The masterpiece up for auction was painted soon after Caravaggio arrived in Rome from his native Milan in mid 1592. Biographical information dating from this period is sketchy but according to his contemporary Giulio Mancini, Caravaggio lodged with Monsignor Pandulfo Pucci in the Palazzo Colonna, but disliked the way Pucci treated him and left after a few months. The painter copied a number of religious pictures for Pucci, (none are known to have survived), and apparently created a few pieces for his own for personal inventory, of which Boy Peeling a Fruit would be one example of many painted of the subject.
Cardinal Scipione Borghese mentions a half-length painting of a boy peeling a peach by Caravaggio, which had turned up in the estate of the Perugian collector Cesare Crispolti. From these records it appears either that Caravaggio painted several other versions of this composition or others, perhaps from within his circle, made copies or variants of them. Today at least ten documented versions are known, all showing the peeling of a green Seville or Bergamot orange (rather than an apple, peach or pear), with other fruit scattered on the table – peaches, cherries and nectarines. They belong with a group of quite small paintings dated c.1593-7, all depicting half-length youths against simple backgrounds, evocatively lit, with prominent still lifes in the foreground; other examples include the Self-portrait as Bacchus and Boy with a Basket of Fruit.

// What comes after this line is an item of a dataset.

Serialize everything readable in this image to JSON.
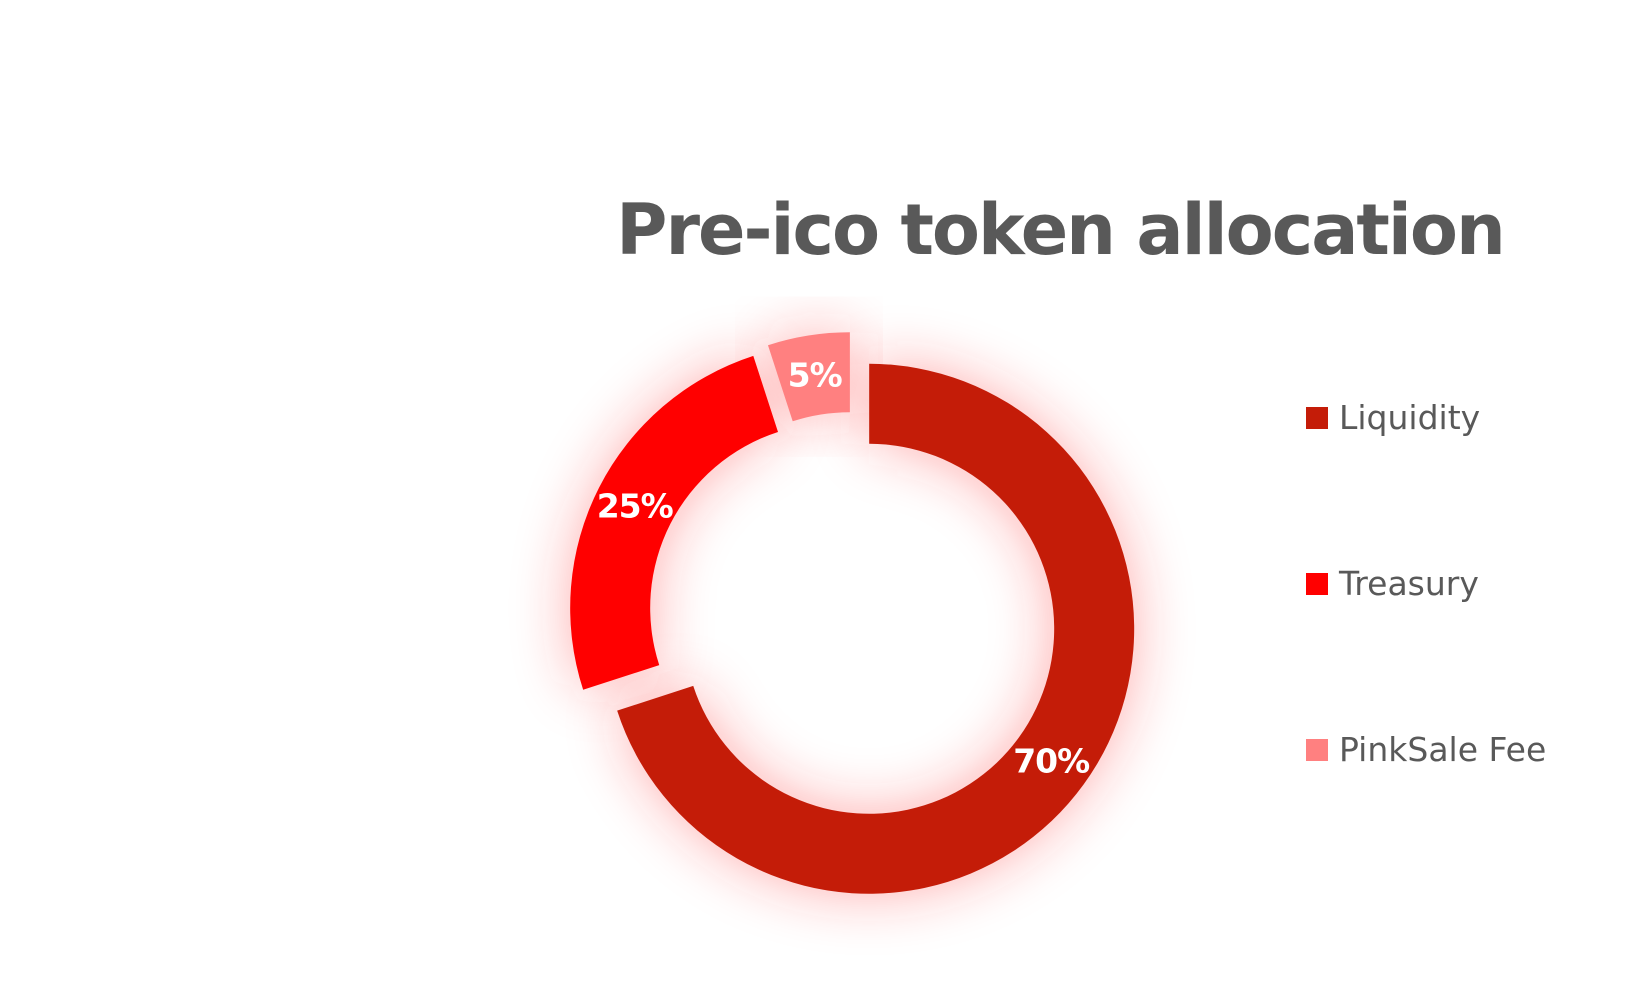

The Caravaggio has a pre-sale estimate of $3 to $5 million and has a strong provenance including at one point being owned by the English painter Sir Joshua Reynolds, in the late 18th century. This particular example was exhibited in “The Age of Caravaggio” at the Metropolitan Museum of Art, New York, in 1985, as well as in “The Genius of Rome” at the Royal Academy in London. The painting was previously auctioned in London in 1976.